According to a report by the New York Times, Grenell informed jazz musician Chuck Redd, who cancelled a 2025 Christmas Eve concert that he has hosted at the Kennedy Center for nearly 20 years in response to the name change, that Grenell planned to arrange for the center to file a lawsuit against him for the cancellation.

“Your decision to withdraw at the last moment — explicitly in response to the Center’s recent renaming, which honors President Trump’s extraordinary efforts to save this national treasure — is classic intolerance and very costly to a non-profit arts institution,” the Times quoted Grenell as saying in a letter to Redd.

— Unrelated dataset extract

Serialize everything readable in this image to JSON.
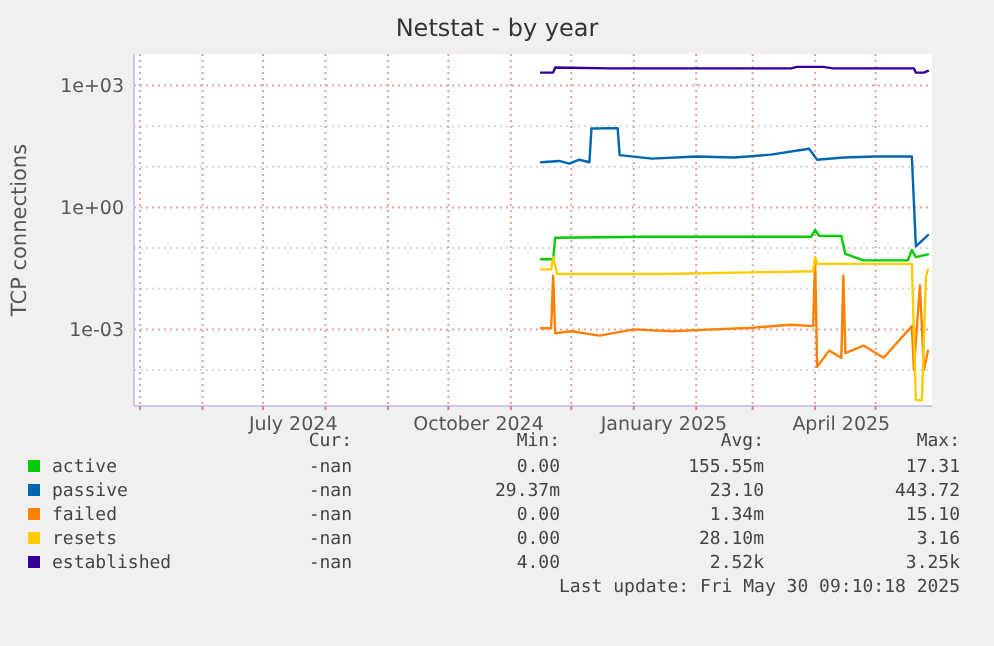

“This is your official notice that we will seek $1 million in damages from you for this political stunt,” the Times quoted Grenell’s letter as saying.

A spokesperson for the Trump-Kennedy Center did not immediately respond to an inquiry from the Washington Blade asking if the center still planned to file that lawsuit and whether it planned to file suits against some of the other musicians who recently cancelled their performances following the name change. 

In a follow-up story published on Dec. 29, the New York Times reported that a prominent jazz ensemble and a New York dance company had canceled performances scheduled to take place on New Year’s Eve at the Kennedy Center.

The Times reported the jazz ensemble called The Cookers did not give a reason for the cancellation in a statement it released, but its drummer, Billy Hart, told the Times the center’s name change “evidently” played a role in the decision to cancel the performance.

Grenell released a statement on Dec. 29 calling these and other performers who cancelled their shows “far left political activists” who he said had been booked by the Kennedy Center’s previous leadership.

“Boycotting the arts to show you support the arts is a form of derangement syndrome,” the Times quoted him as saying in his statement.